Final Appraisal Seminar for Tenure Track Assistant Professor Oswin Krause

Portrait of Oswin

Program

  • 13.25-13.30: Short welcome and introduction by the associate dean for research   
  • 13.30-14.15: 45 min presentation by the candidate consisting of the following:  
    • Presentation of the research conducted during the tenure track period and its relation to the state of the art (about 30 minutes)
    • Presentation of future research visions (about 7-8 minutes)
    • Reflections about teaching experience and presentation of visions for future teaching development (about 7-8 minutes)  
  • 14.15 – 14.20: Short break  
  • 14.20 – 14.40: Research questions by external opponent, Associate Professor Jes Frellsen
  • 14.40 – 15:00: Research questions by external opponent, Professor Bernhard Sendhoff
  • 15:00 – 15.15: Questions to teaching experience and visions by deputy head for education, Ken Friis Larsen
  • 15.15 – 15.30: Questions regarding future ideas and visions, collaboration, international networking etc. by head of department and associate dean for research  
  • 15.30 – 15.45: Evaluation by Tenure Track appraisal-board (closed session - NB – in zoom breakout room - candidate and the audiences stays in main room)  
  • 15.45 – 16:00: Concluding evaluation and conversation between candidate and assessment board in front of the whole audience.
  • 16:00 – 17:00: Reception with cake and bubbles

Title

Applied Machine Learning in the sciences

Abstract

Machine learning has left its traditional domains of audial and visual pattern recognition problems and its methods are now applied to various problems in the natural and medical sciences. On this boundary, the methods developed on clean benchmarks collide with the messy details of the real world and much of my research was focused on the problems arising here. In this talk I will report on two of my coiontributions:

In astrophysics, ground truth data is often sparse, expensive, or has large uncertainties, while observational data is often unstructured and incomplete due to limited observation time.

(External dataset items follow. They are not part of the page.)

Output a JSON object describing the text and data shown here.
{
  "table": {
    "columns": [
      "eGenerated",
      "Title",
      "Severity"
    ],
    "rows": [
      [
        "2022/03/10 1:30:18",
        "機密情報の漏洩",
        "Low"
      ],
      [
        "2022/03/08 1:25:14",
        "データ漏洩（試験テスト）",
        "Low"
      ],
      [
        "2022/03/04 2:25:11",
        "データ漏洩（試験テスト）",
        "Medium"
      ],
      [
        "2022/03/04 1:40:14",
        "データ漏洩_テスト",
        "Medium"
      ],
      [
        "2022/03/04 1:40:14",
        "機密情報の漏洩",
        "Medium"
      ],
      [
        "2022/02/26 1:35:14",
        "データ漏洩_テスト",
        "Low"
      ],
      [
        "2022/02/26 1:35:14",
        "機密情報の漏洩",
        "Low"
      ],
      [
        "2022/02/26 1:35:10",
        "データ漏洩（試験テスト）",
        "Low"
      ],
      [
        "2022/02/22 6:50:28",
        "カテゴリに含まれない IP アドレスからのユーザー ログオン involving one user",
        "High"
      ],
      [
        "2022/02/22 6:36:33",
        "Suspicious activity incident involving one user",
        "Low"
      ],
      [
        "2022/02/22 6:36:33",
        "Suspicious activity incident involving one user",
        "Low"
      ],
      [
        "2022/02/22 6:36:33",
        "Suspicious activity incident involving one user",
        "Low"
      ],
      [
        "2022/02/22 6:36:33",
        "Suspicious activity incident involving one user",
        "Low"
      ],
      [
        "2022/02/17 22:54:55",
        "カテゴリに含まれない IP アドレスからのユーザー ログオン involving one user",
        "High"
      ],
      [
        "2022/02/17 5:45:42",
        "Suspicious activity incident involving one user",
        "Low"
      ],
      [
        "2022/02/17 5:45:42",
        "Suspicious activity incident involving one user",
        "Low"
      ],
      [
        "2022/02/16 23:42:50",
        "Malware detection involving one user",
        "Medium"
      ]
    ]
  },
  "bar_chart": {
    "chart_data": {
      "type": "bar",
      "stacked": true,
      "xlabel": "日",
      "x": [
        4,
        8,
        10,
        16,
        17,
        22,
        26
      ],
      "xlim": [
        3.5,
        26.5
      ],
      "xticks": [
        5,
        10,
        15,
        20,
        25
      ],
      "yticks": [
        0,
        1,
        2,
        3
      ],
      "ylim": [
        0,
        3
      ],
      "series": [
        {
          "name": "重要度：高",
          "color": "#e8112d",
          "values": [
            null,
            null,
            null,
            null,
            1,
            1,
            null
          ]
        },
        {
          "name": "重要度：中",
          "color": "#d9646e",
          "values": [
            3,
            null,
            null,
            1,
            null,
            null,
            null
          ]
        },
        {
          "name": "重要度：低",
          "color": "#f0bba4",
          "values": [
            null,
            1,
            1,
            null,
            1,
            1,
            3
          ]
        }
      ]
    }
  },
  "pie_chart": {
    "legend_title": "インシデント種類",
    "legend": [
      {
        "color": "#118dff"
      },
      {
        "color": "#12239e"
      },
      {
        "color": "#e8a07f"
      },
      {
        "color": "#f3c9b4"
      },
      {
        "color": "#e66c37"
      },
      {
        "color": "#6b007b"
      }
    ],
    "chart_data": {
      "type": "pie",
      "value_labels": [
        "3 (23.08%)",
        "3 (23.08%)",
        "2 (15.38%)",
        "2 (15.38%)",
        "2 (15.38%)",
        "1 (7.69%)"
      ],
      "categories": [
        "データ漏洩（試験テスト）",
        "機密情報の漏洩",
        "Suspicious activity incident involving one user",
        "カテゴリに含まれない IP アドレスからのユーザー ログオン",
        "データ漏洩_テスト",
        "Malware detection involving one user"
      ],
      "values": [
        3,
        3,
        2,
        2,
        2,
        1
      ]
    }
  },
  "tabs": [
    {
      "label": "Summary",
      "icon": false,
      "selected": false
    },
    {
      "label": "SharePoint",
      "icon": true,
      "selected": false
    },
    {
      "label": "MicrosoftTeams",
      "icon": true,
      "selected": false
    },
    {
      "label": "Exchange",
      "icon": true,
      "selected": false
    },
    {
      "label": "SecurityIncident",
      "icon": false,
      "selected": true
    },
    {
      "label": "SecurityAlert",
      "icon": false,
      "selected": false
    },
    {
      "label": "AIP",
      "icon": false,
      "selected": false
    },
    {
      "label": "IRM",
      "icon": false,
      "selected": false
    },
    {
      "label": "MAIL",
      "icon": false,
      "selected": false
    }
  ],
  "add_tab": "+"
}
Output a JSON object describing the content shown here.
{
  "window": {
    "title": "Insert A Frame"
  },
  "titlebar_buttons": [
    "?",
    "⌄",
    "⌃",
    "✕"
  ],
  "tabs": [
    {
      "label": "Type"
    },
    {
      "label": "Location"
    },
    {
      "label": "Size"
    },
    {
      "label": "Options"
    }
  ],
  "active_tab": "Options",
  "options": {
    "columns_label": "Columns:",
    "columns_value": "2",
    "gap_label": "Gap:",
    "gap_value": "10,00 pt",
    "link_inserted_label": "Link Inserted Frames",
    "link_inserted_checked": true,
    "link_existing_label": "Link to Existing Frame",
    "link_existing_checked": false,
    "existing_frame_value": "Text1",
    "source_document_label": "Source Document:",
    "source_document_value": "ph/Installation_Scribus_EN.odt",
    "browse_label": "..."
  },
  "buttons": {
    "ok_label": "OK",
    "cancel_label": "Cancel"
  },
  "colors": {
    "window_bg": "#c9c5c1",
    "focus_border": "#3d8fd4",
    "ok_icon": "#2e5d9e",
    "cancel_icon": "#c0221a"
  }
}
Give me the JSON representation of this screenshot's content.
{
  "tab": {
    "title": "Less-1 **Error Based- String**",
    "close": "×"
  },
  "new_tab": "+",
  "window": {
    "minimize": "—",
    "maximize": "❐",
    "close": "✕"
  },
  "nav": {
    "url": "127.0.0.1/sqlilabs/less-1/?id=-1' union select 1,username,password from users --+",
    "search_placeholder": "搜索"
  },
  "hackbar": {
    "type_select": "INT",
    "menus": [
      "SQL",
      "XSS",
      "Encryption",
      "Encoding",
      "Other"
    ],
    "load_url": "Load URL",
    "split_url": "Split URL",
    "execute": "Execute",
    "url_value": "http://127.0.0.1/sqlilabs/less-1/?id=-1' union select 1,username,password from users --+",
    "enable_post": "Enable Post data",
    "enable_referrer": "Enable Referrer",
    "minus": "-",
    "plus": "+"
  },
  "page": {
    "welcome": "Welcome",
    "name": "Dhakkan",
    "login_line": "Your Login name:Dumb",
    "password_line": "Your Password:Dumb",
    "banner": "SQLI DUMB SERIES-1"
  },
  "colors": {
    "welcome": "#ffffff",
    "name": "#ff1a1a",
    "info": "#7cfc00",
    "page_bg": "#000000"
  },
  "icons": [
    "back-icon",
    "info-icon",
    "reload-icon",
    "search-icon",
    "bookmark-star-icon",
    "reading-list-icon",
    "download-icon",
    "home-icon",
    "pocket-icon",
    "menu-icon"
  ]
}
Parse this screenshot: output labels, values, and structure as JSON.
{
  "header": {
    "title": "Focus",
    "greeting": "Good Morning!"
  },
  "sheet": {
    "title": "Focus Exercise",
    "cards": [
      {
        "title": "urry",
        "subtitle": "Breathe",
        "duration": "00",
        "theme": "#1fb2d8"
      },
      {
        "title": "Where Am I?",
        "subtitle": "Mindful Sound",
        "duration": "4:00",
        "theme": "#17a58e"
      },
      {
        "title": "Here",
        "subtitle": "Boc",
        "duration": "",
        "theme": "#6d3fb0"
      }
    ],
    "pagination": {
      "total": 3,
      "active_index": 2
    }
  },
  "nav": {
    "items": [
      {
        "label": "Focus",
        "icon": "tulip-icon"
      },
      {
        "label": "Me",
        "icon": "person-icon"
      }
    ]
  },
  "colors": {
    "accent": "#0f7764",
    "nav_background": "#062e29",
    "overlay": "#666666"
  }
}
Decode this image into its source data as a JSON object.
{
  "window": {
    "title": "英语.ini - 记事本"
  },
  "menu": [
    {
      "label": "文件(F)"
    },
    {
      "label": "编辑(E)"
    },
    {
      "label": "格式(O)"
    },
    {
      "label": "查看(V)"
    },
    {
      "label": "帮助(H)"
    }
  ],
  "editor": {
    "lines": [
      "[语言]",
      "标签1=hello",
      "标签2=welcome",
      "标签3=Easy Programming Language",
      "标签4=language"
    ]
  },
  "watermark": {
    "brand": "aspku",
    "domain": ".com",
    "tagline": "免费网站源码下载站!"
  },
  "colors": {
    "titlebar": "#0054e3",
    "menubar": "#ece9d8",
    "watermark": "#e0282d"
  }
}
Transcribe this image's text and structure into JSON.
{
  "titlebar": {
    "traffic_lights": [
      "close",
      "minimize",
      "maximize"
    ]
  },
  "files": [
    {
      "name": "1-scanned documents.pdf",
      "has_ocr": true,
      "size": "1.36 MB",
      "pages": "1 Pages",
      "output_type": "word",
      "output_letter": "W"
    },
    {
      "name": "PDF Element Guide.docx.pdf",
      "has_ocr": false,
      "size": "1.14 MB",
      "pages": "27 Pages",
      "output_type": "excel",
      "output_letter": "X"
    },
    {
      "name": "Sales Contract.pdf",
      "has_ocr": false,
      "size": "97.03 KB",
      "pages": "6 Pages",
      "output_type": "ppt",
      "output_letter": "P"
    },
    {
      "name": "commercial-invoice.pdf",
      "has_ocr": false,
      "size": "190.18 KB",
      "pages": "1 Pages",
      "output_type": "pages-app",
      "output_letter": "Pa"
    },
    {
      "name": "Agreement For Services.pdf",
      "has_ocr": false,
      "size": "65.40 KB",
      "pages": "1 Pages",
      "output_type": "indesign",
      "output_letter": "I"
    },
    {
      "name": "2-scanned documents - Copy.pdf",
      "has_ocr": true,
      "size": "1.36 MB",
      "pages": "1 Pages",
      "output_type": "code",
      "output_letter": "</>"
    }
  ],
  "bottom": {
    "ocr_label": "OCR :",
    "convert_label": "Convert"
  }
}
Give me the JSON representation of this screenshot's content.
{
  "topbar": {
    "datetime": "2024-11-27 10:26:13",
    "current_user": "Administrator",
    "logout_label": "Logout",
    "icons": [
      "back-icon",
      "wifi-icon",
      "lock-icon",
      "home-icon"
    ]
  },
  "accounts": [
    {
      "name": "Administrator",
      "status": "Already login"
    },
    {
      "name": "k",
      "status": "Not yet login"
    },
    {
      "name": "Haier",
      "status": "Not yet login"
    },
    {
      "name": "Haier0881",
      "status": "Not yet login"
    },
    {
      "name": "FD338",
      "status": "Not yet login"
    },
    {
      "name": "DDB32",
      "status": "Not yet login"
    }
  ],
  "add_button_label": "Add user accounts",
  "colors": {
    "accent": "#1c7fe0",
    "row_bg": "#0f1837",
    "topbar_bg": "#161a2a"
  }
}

Thus, it is important that our developed methods can not only handle this structural problems, but also reflects the uncertainty of the predictions: while each single prediction might be uncertain, the sum over uncertain predictions of thousands of observations might still allow to test physical theories. And thus, well-calibrated models are needed.

Another domain I heavily contributed to was establishing control of spin-qubit devices, where the machine learning tasks get complicated by the lack of clean sensor signals and the complete absence of data: a machine learning method must not only learn and predict from data, but also decide which data to collect.